Based on their extensive experience living and working the region, both Taqulik Hepa and Susi Miller (USFWS) recommended conducting Traditional Knowledge interviews as life histories centering on polar bear encounters, stories, and memories. In keeping with this advice, our interviews, which we will carry out in conjunction with community subsistence and social calendars within the next eight months, will center on maps of each village and their surrounding hunting territory, populated with local place names.  Everyone at the meeting agreed that within an open-ended, map-based interview approach, certain topics, such as sea ice (and its affects on bears), seasonal movements, human-bear interactions, ice seals, and polar bear condition would be the most important to cover. 

A map showing Alaskan villages and polar bear populations

This map, created by Dr.

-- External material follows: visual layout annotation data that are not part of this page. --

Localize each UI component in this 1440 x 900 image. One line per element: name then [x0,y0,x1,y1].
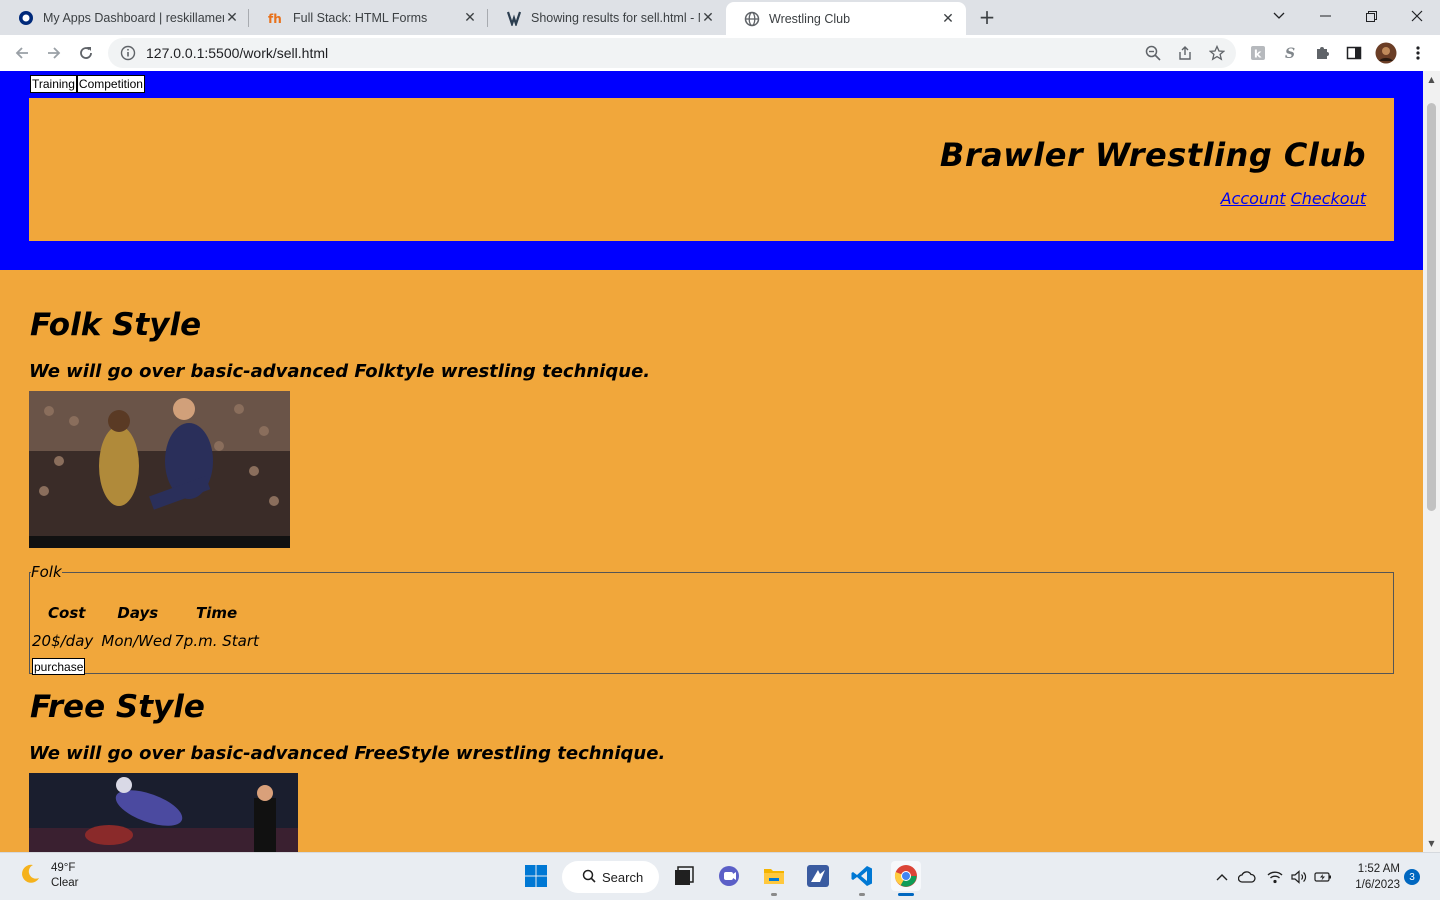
vscode-icon[interactable] [847,861,877,891]
page-scrollbar[interactable]: ▲ ▼ [1423,71,1440,852]
days-header: Days [117,603,159,622]
folk-plan-table: Cost Days Time 20$/day Mon/Wed 7p.m. Sta… [32,599,259,656]
profile-avatar[interactable] [1375,42,1397,64]
folk-plan-fieldset: Folk Cost Days Time 20$/day Mon/Wed 7p.m… [29,563,1394,675]
purchase-button[interactable]: purchase [32,658,86,675]
site-info-icon[interactable] [120,45,136,61]
bookmark-star-icon[interactable] [1206,42,1228,64]
tab-full-stack-html-forms[interactable]: fh Full Stack: HTML Forms ✕ [250,0,488,35]
account-link[interactable]: Account [1221,189,1286,208]
close-window-icon[interactable] [1394,0,1440,32]
tab-title: Wrestling Club [769,11,851,26]
reload-icon[interactable] [72,39,100,67]
chrome-icon[interactable] [891,861,921,891]
tab-separator [248,9,249,27]
page-viewport: Training Competition Brawler Wrestling C… [0,71,1440,852]
back-icon[interactable] [8,39,36,67]
svg-text:k: k [1254,48,1262,61]
okta-icon [18,10,34,26]
tab-title: My Apps Dashboard | reskillamer [43,10,224,25]
folk-plan-legend: Folk [31,563,62,581]
app-running-indicator [771,893,777,896]
chevron-up-icon[interactable] [1212,867,1232,887]
weather-condition: Clear [51,877,79,889]
forward-icon[interactable] [40,39,68,67]
share-icon[interactable] [1174,42,1196,64]
free-style-description: We will go over basic-advanced FreeStyle… [29,743,666,764]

Karyn Rode of the USGS, shows the locations of the villages taking part in the study as well as the boundaries of the polar bear populations in and near Alaska.

Larry Carpenter, chair of the Canadian Northwest Territories Wildlife Management Advisory Council, made a special trip to this research planning meeting to share his community’s recent mirrored experience with documenting the ecology of southern Beaufort Sea polar bears across the Canadian border. Larry explained how the Inuvialuit Game Council’s research included youth in all interviews with Elders to ensure that knowledge would be passed down in the course of the ethnographic work, an approach that will be followed on the Alaskan side as well.

Additional important project advisors in attendance included Dr. Karyn Rode, who helped guide the meeting, and Dr. George Durner, both with the U.S. Geological Survey. Dr. Henry Huntington, of Huntington Consulting, offered critical insights on social science design. Geoff York, senior director of conservation for Polar Bears International, a key organizer of this project, attended the March 18th meeting via teleconference.